The inhibition of fusion by quasifission is crucial in limiting the formation of superheavy elements in collisions of heavy nuclei. Time scales of $\sim {10}^{-18}\mathrm{s}$ inferred for fissionlike events from recent crystal blocking measurements were interpreted to show either that quasifission itself is slower than previously believed, or that the fraction of slow fusion-fission is higher than expected. New measurements of mass-angle distributions for ${}^{48}\mathrm{Ti}$ and ${}^{64}\mathrm{Ni}$ bombarding W targets show that in these reactions quasifission is the dominant process, typically occurring before the system formed after contact has made a single rotation, corresponding to time scales of $\le {10}^{-20}\mathrm{s}$.

Figure 1

Schematic illustration of the evolution of a dinuclear system. (a) Three different quasifission outcomes (I, II, and III) depend on the sticking time ($t_S$) and rotation speed ($\omega$). (b) Corresponding MAD, illustrating the correlation between emission angle (${\theta }_{\mathrm{c}.\mathrm{m}.}$) and mass ratios ($M_R$). The solid (red) line shows the correlated mass and angle evolution of the projectilelike fragment and the dashed (blue) line that of the targetlike fragment.

Figure 2

The upper panels show the experimental MAD and corresponding projection onto $M_R$ for ${}^{64}\mathrm{Ni}+{}^{184}\mathrm{W}$, ${}^{48}\mathrm{Ti}+{}^{186}\mathrm{W}$, and ${}^{34}\mathrm{S}+{}^{186}\mathrm{W}$ (see text).

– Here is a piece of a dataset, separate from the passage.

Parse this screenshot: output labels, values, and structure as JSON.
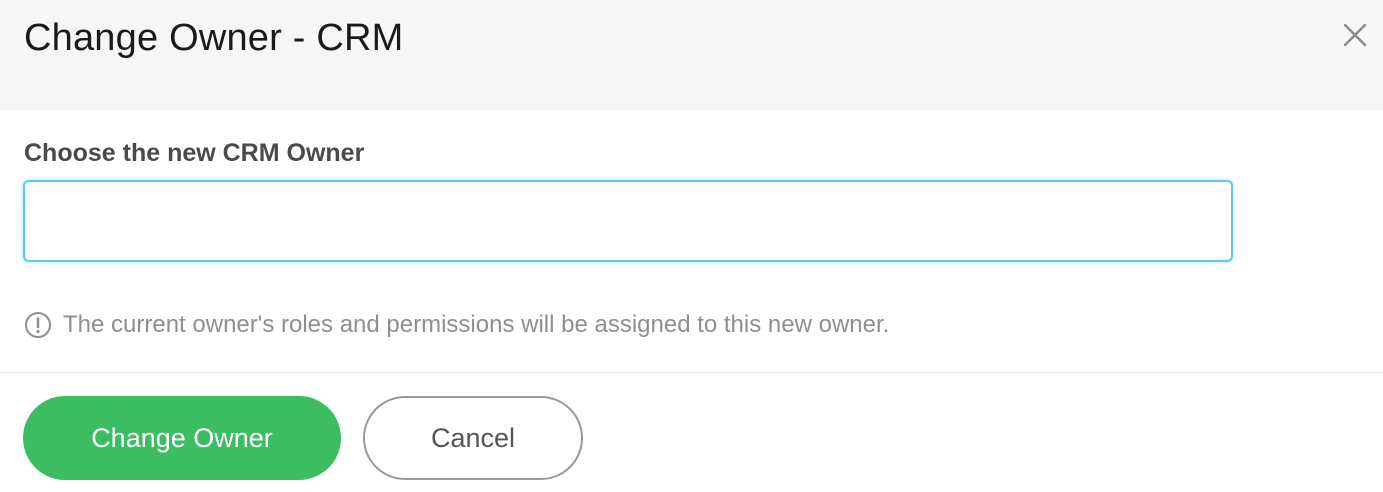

The lower panels show simulated MAD for same reactions and energies, with the $M_R$ spectra at the bottom, and the sticking time distributions above. The capture mean angular momenta $⟨L⟩$ from CCFULL used in the simulations are also given. These result in good agreement between the simulations and the measurements (top panels).